No es natural que la vida me traiga otro encuentro con las emociones naturales. Casi deseo que aparezca para ver cómo siento esa segunda vez, después de haber pasado a través de todo un extenso análisis de la primera experiencia. Es posible que sienta menos; es también posible que sienta más. Si el Destino lo concede, que lo conceda. Por las emociones, siento curiosidad. Por los hechos, cualesquiera que vengan a ser, no siento ninguna curiosidad.
250 La Muerte del Príncipe
¿Por qué no será todo una verdad enteramente diferente, sin dioses, ni hombres, ni razones? ¿Por qué no ha de ser todo algo que ni siquiera podemos concebir que no concebimos: un misterio totalmente de otro mundo? ¿Por qué no hemos de ser nosotros -hombres, dioses y mundo- sueños que alguien sueña, pensamientos que alguien piensa, puestos siempre fuera de lo que existe? ¿Y por qué no ha de ser ese alguien que sueña o piensa alguien que no sueña ni piensa, súbdito él mismo del abismo y de la ficción? ¿Por qué no ha de ser todo otra cosa, y ninguna cosa, y lo que no es la única cosa que existe? ¿En qué parte estoy que veo esto como algo que puede ser? ¿Por qué puente paso, que por debajo de mí, que estoy tan alto, están las luces de todas las ciudades del mundo y del otro mundo, y las nubes de las verdades deshechas que flotan encima y todas ellas buscan, como si buscasen lo que puede abarcarse?
Tengo miedo sin sueño, y estoy viendo sin saber lo que veo.
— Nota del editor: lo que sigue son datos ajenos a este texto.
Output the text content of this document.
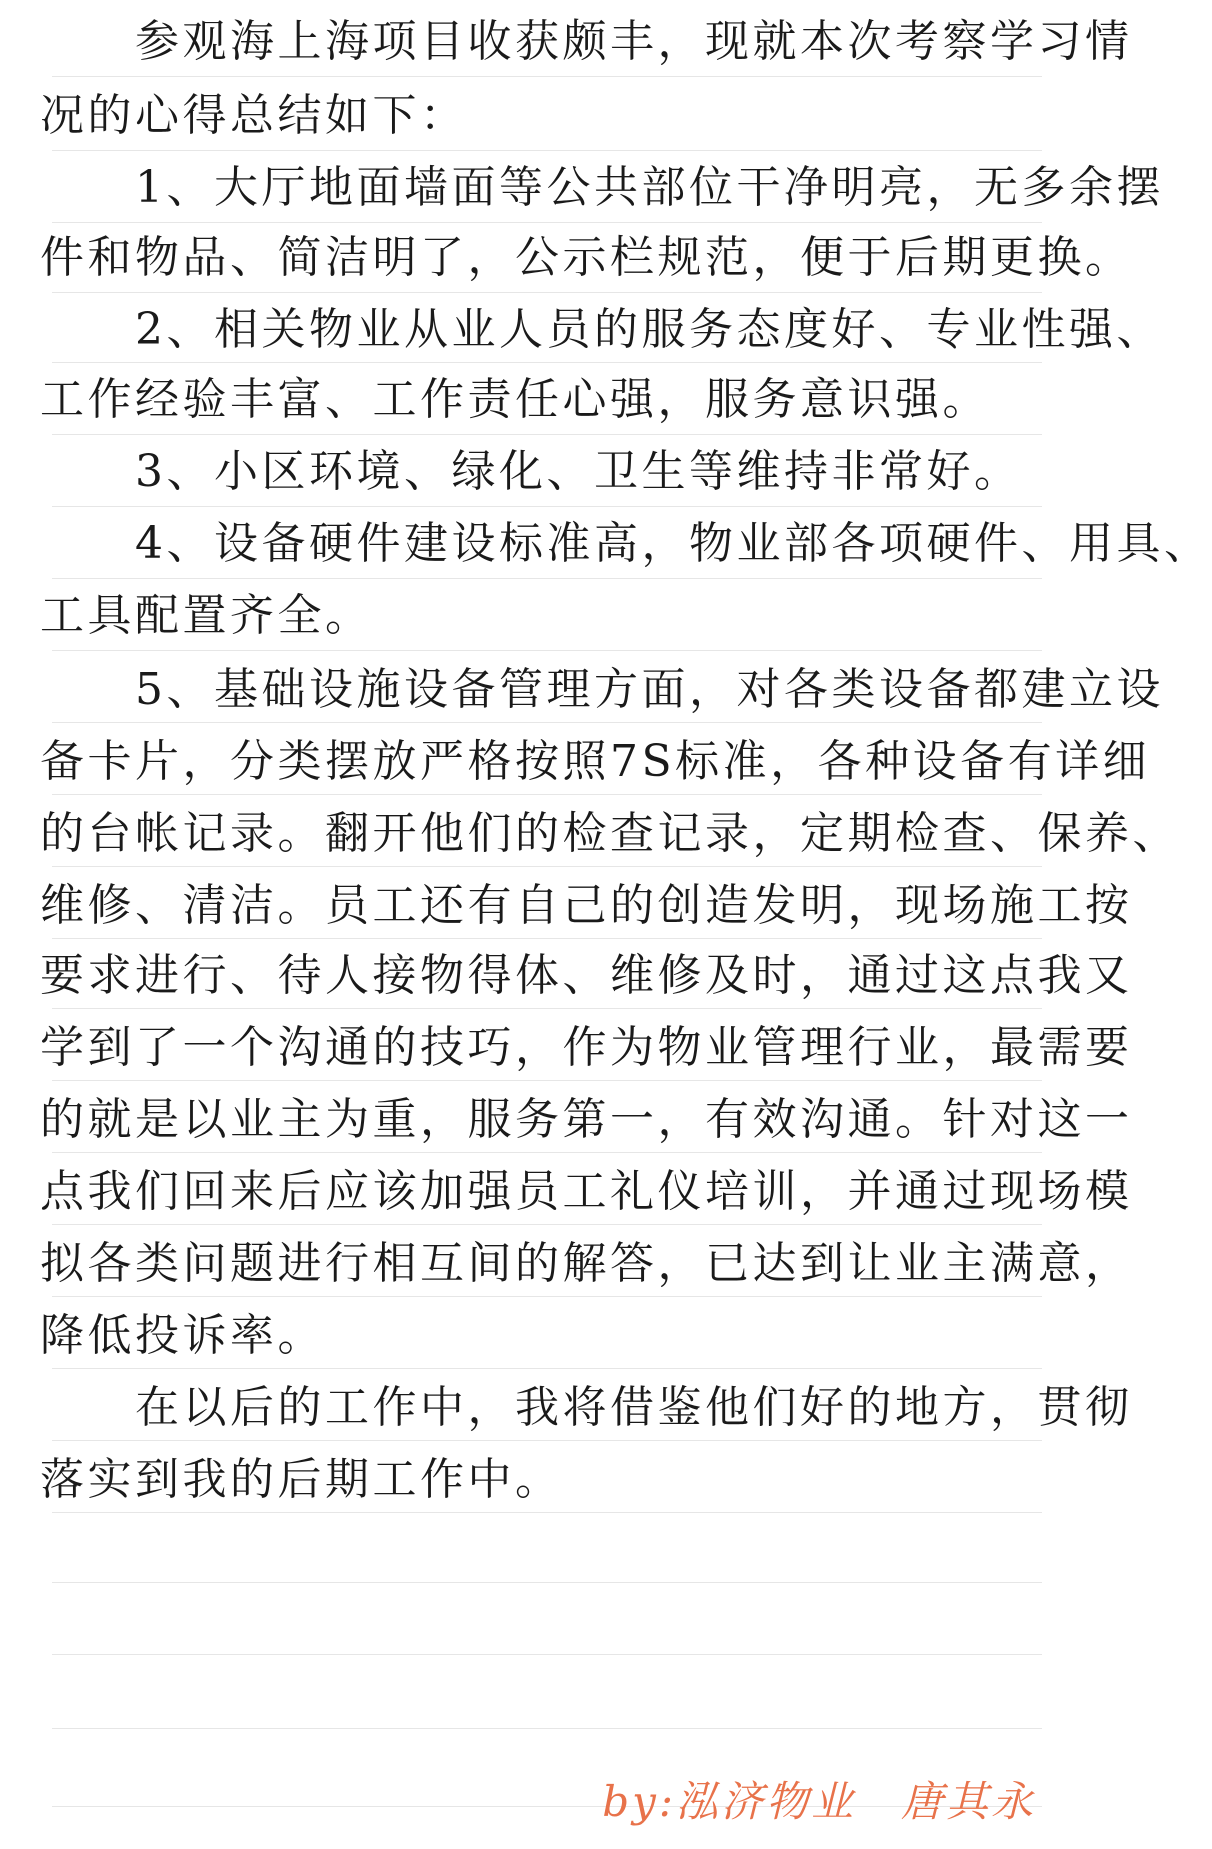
　　参观海上海项目收获颇丰，现就本次考察学习情
况的心得总结如下：
　　1、大厅地面墙面等公共部位干净明亮，无多余摆
件和物品、简洁明了，公示栏规范，便于后期更换。
　　2、相关物业从业人员的服务态度好、专业性强、
工作经验丰富、工作责任心强，服务意识强。
　　3、小区环境、绿化、卫生等维持非常好。
　　4、设备硬件建设标准高，物业部各项硬件、用具、
工具配置齐全。
　　5、基础设施设备管理方面，对各类设备都建立设
备卡片，分类摆放严格按照7S标准，各种设备有详细
的台帐记录。翻开他们的检查记录，定期检查、保养、
维修、清洁。员工还有自己的创造发明，现场施工按
要求进行、待人接物得体、维修及时，通过这点我又
学到了一个沟通的技巧，作为物业管理行业，最需要
的就是以业主为重，服务第一，有效沟通。针对这一
点我们回来后应该加强员工礼仪培训，并通过现场模
拟各类问题进行相互间的解答，已达到让业主满意，
降低投诉率。
　　在以后的工作中，我将借鉴他们好的地方，贯彻
落实到我的后期工作中。
by:泓济物业　唐其永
Hay grandes planicies todo alrededor, y ríos a lo lejos, y montañas… Pero al mismo tiempo no hay nada de esto, y estoy con el principio de los dioses y con un gran horror de partir o de quedarme, y de dónde estar y de qué ser. Y también este cuarto donde te oigo mirarme es algo que conozco y que parece que veo; y todas estas cosas están juntas, y están separadas, y ninguna de ellas es lo que es otra cosa que estoy viendo si veo.